Dans les coulisses du match Airbus-Boeing aux Émirats
Comme après chaque salon, la question est posée : Boeing ou Airbus ? Lequel des deux avionneurs sort vainqueur de la course aux contrats ? Dimanche, c’est Boeing qui ouvre la partie. Le jour de l’ouverture du Salon de Dubaï, l’américain abat une carte maîtresse : la commande par Emirates de 50 Boeing 777-300ER, le très efficace biréacteur long-courrier de 350 sièges. Ce contrat de 18 milliards de dollars (au tarif catalogue) est la plus grosse commande de l’histoire de l’avionneur. Un succès qui ne se dément pas pour Boeing, qui vient de mettre en production à Seattle le millième exemplaire de cet appareil, 16 ans seulement après son lancement.

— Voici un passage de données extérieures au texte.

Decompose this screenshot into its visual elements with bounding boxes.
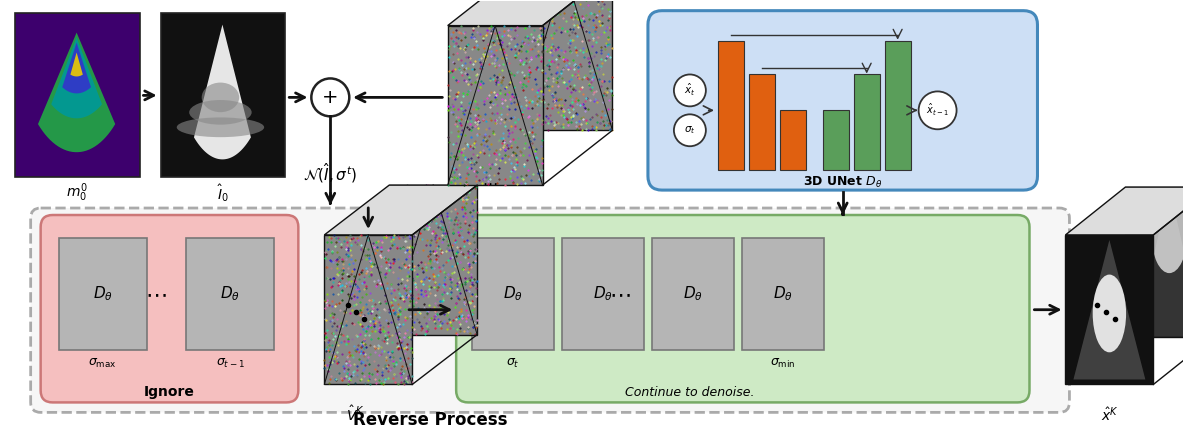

L’A340 « allongé », qu’avait tenté de lancer Airbus en réponse au Boeing 777-300ER, n’a jamais décollé, ne se vendant qu’à 97 exemplaires. L’arrêt, annoncé à Dubaï, de la production de l’A340 à Toulouse clôt une page de l’histoire de l’aéronautique, où Airbus n’a pas toujours brillé. La future carte maîtresse du constructeur européen existe, mais elle attend sur la planche à dessin. Le biréacteur A350-1000, qui doit consommer 15 % de moins que le 777, a été retardé de deux ans et n’est pas livrable avant 2017. Trop tard pour Emirates, qui prévoit une forte croissance et renouvelle ses avions tous les sept ans.
Tensions
Les moyen-courriers Airbus A320neo, eux, se vendent comme des petits pains. Cette version neo, 15 % plus économe que la génération actuelle, lancée en janvier dernier, a déjà fait l’objet de 1 420 commandes et engagements d’achat. Boeing, avec son 737 MAX lancé en août, totalise malgré tout 700 commandes. À Dubaï, la filiale d’EADS comptabilise 211 commandes et engagements représentant quelque 20,5 milliards de dollars aux prix catalogue actuels. Sur ce total, 135 sont des commandes fermes portant sur 130 A320neo et 5 A380.
La signature des contrats n’est toutefois pas toujours de tout repos. Mardi matin, à la demande d’Akbar al-Baker, P-DG de Qatar Airways, la cérémonie de signature de 5 A380 et 50 A320neo est annulée. On se traite presque de noms d’oiseau : « Airbus est toujours en train d’apprendre comment on fabrique des avions », fustige al-Baker, mécontent, semble-t-il, du retard de l’A350 dont il est aussi client. Dans un salon feutré comme celui de Dubaï, cela fait désordre.
Vingt milliards de dollars chacun
L’apaisement viendra en fin de journée grâce à une médiation de Marwan Lahoud, bras droit du P-DG d’EADS Louis Gallois. Le contrat est finalement signé, mais son montant reste confidentiel. John Leahy, directeur commercial d’Airbus, salue alors « le professionnalisme inflexible et le sens du commandement d’Akbar ». Leahy est habitué avec ses clients à avaler des couleuvres. Pour signer au dernier Salon du Bourget les cent A320neo d’AirAsia, il avait dû accepter de danser dans une boîte de nuit parisienne avec le P-DG Tony Fernandez.
Que le client commande Airbus ou Boeing, le jackpot fonctionne à chaque fois pour le groupe Safran, qui fournit trains d’atterrissage, équipements divers et surtout les moteurs qui représentent entre un tiers et un quart du prix de l’avion. Ainsi, la filiale Snecma construit 23,5 % du moteur du Boeing 777. Avec General Electric, la firme française réalise tous les moteurs des Boeing 737 et la majorité de ceux des Airbus 320.
Un peu plus de 20 milliards de dollars pour Airbus, à peu près autant pour Boeing, les bons résultats du Salon de Dubaï, après ceux du Bourget en juin, confirment que l’industrie aéronautique ne connaît pas la crise, même si le transport aérien, lui, souffre beaucoup. À cela, une explication chronologique : les cycles n’ont pas les mêmes durées. Les compagnies à la trésorerie difficile peuvent commander aujourd’hui en ne versant que 5 % d’acompte. L’addition sera présentée quand les avions seront livrés, dans cinq ans. Les finances des compagnies, en principe, seront redevenues saines. Différer des commandes serait, en revanche, suicidaire, faute de disposer à terme d’appareils performants en pleine croissance du trafic.